Thanks, Ryan,
- To utilize the CPU and memory of new region servers:
I do not have to do anything.
The master automatically reassign existing regions to the new servers.
(I'll search the docs for how soon the master performs reassignment when
adding new servers)
- To utilize the storage space and I/O capacity of new region servers:
Choose or combine the following:
1. Automatic major compaction (once a day)
2. Perform major compaction explicitly
3. Use HDFS balancer
Maumau
----- Original Message -----
From: "Ryan Rawson" <ryano...@gmail.com>
To: <hbase-user@hadoop.apache.org>
Sent: Sunday, May 09, 2010 10:08 AM
Subject: Re: How does HBase perform load balancing?
What I understood from the above is as follows.
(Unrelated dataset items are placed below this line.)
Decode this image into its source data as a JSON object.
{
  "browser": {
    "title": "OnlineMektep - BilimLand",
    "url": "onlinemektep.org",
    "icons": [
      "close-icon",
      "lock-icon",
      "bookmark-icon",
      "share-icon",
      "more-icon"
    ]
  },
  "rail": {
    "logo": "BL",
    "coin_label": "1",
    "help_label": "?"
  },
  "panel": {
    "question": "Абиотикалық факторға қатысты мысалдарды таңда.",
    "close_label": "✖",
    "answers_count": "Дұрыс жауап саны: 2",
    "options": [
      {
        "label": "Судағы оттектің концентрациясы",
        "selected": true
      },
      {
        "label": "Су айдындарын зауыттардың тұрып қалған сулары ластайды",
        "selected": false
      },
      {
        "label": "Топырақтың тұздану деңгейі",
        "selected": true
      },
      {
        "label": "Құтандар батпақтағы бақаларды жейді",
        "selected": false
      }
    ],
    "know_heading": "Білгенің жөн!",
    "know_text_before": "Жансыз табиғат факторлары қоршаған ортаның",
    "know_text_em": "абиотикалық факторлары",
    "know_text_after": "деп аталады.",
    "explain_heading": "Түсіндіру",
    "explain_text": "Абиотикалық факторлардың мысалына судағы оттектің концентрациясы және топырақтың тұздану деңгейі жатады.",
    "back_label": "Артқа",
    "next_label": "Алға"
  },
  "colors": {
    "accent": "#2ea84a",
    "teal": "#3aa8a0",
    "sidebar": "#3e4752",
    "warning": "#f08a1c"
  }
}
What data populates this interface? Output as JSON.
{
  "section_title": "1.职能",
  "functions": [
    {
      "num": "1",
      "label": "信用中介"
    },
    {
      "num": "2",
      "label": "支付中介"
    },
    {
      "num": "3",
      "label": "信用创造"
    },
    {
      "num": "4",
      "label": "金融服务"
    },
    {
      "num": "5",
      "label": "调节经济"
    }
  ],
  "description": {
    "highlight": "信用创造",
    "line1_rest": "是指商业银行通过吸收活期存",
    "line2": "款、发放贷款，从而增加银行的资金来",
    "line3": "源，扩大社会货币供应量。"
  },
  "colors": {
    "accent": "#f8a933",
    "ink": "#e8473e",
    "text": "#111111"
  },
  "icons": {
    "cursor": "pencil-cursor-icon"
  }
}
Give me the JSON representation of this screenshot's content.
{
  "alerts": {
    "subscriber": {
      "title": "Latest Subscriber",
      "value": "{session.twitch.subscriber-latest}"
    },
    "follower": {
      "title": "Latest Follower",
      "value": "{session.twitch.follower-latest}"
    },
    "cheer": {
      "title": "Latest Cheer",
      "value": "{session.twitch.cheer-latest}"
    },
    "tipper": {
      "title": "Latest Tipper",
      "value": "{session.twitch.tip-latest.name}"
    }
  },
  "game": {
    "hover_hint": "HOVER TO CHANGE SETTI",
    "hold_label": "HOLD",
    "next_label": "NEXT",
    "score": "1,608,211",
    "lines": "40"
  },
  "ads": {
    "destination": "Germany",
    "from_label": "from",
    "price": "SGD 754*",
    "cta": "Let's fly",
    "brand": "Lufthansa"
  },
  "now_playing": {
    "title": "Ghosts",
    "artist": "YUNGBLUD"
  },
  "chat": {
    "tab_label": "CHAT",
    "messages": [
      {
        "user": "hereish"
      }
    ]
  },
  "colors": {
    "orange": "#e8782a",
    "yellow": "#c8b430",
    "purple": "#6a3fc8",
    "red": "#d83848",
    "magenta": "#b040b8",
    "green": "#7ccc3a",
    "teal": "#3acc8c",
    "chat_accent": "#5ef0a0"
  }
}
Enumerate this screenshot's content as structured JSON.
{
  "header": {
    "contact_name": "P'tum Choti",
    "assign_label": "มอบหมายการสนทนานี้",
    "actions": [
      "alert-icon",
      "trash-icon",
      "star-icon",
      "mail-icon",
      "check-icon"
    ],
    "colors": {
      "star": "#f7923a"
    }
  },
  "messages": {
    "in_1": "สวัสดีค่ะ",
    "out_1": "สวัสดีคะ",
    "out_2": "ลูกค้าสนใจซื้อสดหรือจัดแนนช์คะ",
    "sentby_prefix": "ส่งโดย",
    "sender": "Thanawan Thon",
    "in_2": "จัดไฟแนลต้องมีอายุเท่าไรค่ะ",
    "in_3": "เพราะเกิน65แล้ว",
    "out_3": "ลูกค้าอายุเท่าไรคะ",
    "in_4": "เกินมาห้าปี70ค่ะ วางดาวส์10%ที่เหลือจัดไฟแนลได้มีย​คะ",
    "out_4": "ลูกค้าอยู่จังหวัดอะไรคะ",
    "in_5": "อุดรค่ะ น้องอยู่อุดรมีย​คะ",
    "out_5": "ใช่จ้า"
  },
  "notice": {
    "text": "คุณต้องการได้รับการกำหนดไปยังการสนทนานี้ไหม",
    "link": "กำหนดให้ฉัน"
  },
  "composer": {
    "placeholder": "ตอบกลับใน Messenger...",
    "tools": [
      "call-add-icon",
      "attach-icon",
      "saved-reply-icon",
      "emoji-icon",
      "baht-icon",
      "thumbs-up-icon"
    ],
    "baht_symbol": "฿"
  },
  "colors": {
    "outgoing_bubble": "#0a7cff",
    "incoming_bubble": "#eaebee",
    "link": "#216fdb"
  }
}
I'd appreciate if you
could
point out if I am wrong.
1. I need to perform major-compaction to unassign regions from the
existing
loaded region servers to a new region server.
This is not so - regions are automatically reassigned with no
compaction necessary.
I cannot reassign the regions just by doing minor compaction and letting
the
non-loaded new server perform major compaction later. Having the loaded
existing server do heavy major compaction is a concern.
this is not what happens, regions are reassigned without requiring any
compaction of any kind.
2. "no rebalancing required" means that the blocks of HDFS files for
regions
need not be moved from one datanode to another.
So when you add nodes to a new cluster, unless you are running the
HDFS balancer, data does not migrate. As HBase naturally compacts
tables (once a day by default) it will end up rewriting data and
causing its migration. You can help accelerate this process by
manually kicking off a compaction for a large table if you have added
a lot of new machines.